Chris Jones [:cjones] inactive; ni?/f?/r? if you need me Reporter
	Description • 15 years ago

My use case is that I have a class like the following

  class Foo {
  public:
     bool m1();
     bool m2();
     // ...
  }

The |bool| return code means true=success/false=error.  But in my case, |false| implies a "Foo instance fatal" error; i.e., calling any other of the public methods of Foo becomes illegal (or if you prefer, useless or redundant, since one error implies all future calls to Foo methods will return the same error).  IOW, if this happens, there's a bug in the client's error handling code.  For example

  Foo *f = new Foo();
  bool ok = f->m1();  // ok = false
  // ok == false ==> f is "dead"
  f->m2();  // ERROR!  f is dead

It's easy to check this property dynamically, with an isValid member variable or something, and an |assert isValid| check at the top of each method.  (That's ugly, but in my case that code would be automatically generated so it's not a big deal.)  In fact, for my use case, I get this dynamic check for "free".

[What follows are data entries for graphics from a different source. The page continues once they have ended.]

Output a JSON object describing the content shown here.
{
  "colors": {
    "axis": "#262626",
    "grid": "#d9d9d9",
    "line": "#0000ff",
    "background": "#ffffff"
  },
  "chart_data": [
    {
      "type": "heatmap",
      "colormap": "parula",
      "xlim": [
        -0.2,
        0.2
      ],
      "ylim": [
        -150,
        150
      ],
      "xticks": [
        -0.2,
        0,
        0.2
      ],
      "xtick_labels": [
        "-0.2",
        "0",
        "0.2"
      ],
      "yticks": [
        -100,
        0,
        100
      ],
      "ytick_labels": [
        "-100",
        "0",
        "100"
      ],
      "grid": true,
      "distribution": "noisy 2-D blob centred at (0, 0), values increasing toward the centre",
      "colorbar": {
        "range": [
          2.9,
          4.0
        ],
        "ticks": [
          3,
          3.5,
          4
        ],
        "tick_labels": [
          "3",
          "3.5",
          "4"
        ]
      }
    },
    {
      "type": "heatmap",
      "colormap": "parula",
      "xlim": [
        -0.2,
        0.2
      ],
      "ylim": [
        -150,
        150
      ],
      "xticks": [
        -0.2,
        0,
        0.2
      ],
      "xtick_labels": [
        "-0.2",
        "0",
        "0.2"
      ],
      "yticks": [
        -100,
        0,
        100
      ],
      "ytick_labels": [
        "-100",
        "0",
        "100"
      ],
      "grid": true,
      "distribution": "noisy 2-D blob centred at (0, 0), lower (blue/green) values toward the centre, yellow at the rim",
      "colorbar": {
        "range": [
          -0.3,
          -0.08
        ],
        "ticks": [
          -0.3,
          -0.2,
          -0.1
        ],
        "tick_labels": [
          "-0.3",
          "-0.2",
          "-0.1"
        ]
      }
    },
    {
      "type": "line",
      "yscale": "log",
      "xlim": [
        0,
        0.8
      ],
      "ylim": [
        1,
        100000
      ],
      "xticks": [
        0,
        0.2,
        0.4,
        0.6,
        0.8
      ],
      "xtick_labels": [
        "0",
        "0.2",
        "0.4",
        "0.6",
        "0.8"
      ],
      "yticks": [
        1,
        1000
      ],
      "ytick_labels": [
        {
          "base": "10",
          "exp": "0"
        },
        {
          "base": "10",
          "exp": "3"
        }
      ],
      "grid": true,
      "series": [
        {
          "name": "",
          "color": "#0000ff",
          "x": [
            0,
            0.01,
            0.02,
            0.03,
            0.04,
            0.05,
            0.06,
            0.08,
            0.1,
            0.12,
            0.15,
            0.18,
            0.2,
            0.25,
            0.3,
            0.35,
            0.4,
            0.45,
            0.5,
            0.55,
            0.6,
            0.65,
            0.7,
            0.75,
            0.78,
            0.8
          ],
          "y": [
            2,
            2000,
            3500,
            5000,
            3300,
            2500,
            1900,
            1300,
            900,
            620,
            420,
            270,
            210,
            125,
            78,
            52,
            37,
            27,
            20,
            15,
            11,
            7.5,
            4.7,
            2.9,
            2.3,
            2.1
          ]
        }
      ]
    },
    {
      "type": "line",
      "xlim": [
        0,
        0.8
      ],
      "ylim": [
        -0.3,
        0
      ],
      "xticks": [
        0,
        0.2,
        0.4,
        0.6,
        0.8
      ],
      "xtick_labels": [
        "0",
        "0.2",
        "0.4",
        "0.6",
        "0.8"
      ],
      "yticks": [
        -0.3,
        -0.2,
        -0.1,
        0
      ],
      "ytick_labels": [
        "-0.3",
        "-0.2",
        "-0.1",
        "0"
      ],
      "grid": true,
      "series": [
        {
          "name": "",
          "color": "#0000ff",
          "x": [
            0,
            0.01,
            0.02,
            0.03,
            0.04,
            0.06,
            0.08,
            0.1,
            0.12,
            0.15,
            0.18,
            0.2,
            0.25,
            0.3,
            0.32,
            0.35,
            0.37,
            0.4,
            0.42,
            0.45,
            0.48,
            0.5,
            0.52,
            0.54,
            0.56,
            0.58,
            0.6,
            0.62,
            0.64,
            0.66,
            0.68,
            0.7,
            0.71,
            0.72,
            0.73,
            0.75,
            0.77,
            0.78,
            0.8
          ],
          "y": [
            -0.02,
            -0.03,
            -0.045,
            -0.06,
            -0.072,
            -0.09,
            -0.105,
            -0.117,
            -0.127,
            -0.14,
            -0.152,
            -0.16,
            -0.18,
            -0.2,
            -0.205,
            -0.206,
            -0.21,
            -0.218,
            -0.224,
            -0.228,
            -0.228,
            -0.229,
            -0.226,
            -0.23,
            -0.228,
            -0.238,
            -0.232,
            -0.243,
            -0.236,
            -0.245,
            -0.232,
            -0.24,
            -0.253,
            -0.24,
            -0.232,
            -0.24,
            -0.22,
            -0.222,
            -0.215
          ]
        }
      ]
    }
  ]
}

Another dynamic analysis is to have the Foo methods randomly fail, along with the isValid check above.  I may use this approach too.

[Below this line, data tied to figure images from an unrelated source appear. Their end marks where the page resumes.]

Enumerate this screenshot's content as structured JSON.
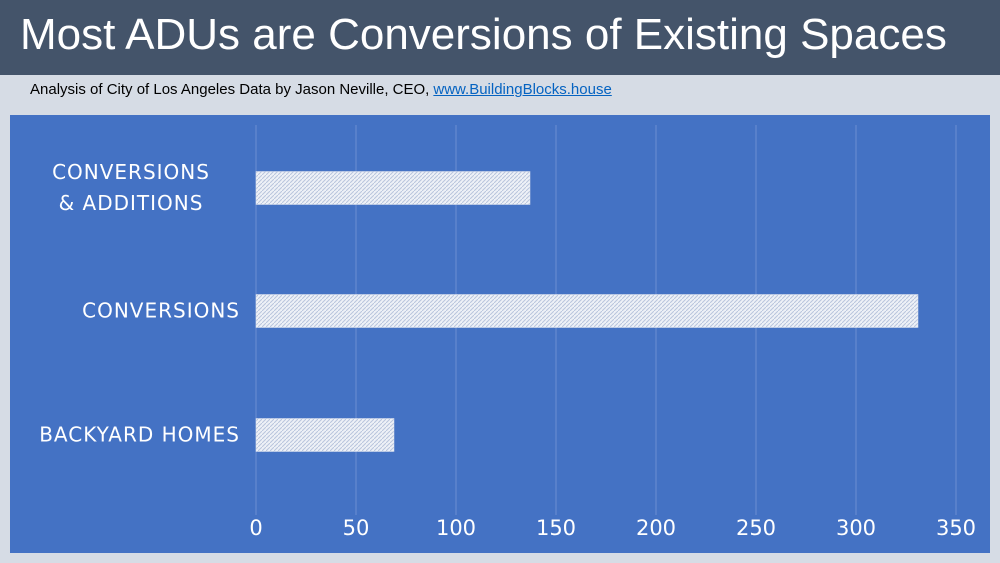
{
  "header": {
    "title": "Most ADUs are Conversions of Existing Spaces",
    "subtitle": "Analysis of City of Los Angeles Data by Jason Neville, CEO,",
    "link": "www.BuildingBlocks.house"
  },
  "chart_data": {
    "type": "hbar",
    "categories": [
      "CONVERSIONS\n& ADDITIONS",
      "CONVERSIONS",
      "BACKYARD HOMES"
    ],
    "values": [
      137,
      331,
      69
    ],
    "color": "#dfe4ee",
    "xlim": [
      0,
      350
    ],
    "xticks": [
      0,
      50,
      100,
      150,
      200,
      250,
      300,
      350
    ],
    "grid": true
  }
}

But I think this makes for a nice and not too complicated a static analysis, and it's a slam dunk for ESP if that's needed.  We would annotate Foo::m1/m2 with |attribute((instance_fatal))| or something, and the analysis would prove that at instance_fatal method calls, the instance wasn't yet "dead".  To avoid dealing with pointer aliasing, the analysis could assume that each distinct pointer variable (including |this|) represented a distinct instance (or NULL).  That assumption makes the analysis unsound, but shouldn't be a big deal in practice.

For starters, this could be context-insensitive and intra-procedural.  If necessary, it could pretty easily make use of ESP to get context sensitivity.  It'd be fun to use the callgraph, but for that amount of investment doing an analysis like that of bug 512868 would probably be more useful for my use case.

	Chris Jones [:cjones] inactive; ni?/f?/r? if you need me Reporter
	Comment 1 • 15 years ago

(In reply to comment #0)
> To avoid
> dealing with pointer aliasing, the analysis could assume that each distinct
> pointer variable (including |this|) represented a distinct instance (or NULL). 
> That assumption makes the analysis unsound, but shouldn't be a big deal in
> practice.
> 

It'd be even easier to make the simplifying assumption of one instance per Type, i.e. all Foo* variables in a method point at the same Foo.  Then modulo crazy inheritance and pointer hackery, the analysis would be sound.  If that gave too many false positives we could move to the instance-per-variable assumption.